To build a two-bit ahead state machine from a regular bit-split binary state machine, we just collapse two adjacent edges into one edge. Take B 3 (the state machine in the middle) in Figure 3 as an example. From state 0, it directly transitions to state 3 with two state sets {} and {2} by reading in two bits "00." State set {} indicates there is no output for the first input bit and state set {2} is the output set for the second input bit. Thus, now each node has four next nodes, which are for two-bit input "00," "01," "10," and "11," respectively. Two state sets are kept for each node. One state set indicates partial matches for the first bit of the two bits and the other is for the second bit. If the two state sets in two nodes are not exactly the same, these two nodes are considered as two different nodes. For example, the next state for state 0 by reading in two input bits "00" is state 3 with state set {} and {2}. Also, the next state for state 3 by reading in two input bits "00" is state 3 with state set {2} and {2}. However, these two next states are two different states because the first state sets of them are different.

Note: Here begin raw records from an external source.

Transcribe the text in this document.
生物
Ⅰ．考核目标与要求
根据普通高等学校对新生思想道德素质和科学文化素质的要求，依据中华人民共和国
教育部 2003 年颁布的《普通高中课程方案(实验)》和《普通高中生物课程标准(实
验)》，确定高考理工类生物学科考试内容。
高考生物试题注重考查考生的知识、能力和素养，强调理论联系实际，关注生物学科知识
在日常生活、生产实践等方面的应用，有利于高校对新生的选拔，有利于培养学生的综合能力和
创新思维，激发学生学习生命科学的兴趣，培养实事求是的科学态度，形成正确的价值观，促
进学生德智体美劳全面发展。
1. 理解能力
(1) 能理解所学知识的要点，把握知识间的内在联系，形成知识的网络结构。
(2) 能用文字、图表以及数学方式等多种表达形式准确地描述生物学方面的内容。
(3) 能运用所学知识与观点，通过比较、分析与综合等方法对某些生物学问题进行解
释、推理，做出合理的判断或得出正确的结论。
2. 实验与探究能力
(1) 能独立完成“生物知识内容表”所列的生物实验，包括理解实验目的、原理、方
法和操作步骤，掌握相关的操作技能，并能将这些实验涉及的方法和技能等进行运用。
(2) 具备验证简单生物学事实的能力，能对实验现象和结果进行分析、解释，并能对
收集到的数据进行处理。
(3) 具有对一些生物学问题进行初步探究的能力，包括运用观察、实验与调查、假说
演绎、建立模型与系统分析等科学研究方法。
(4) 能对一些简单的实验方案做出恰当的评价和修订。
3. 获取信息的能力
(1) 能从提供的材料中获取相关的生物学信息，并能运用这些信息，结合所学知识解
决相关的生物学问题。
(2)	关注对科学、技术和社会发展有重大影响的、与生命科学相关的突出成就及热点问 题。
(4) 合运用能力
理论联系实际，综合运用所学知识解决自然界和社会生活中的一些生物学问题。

The collapsing process is continued until no new node is generated. One example 2-bit ahead state machine is in Figure 7 , which is converted from the binary state machine B 3 in Figure 3 .
The search on a two-bit ahead state machine is similar to that on a regular bit-split state machine. A two-bit ahead state machine is fed with two bits per cycle and it can output state sets on each cycle. The only difference is if the last input is only one bit, either of the edges that begin with this one bit can be used for state transition and only the first state set will be output. For example, in State 6, if the next input is only "0," we can use either "00" or "01" to transition and the first state set {2, 5} is considered for output. At each cycle, when we merge all state sets from all two-bit ahead state machines, all of the first state sets are ANDed together to produce the first final state set and, similarly, all of the second state sets are ANDed together to generate the second final state set. The first final state set and the second final state set are then output at the same cycle to indicate matches at these two bytes.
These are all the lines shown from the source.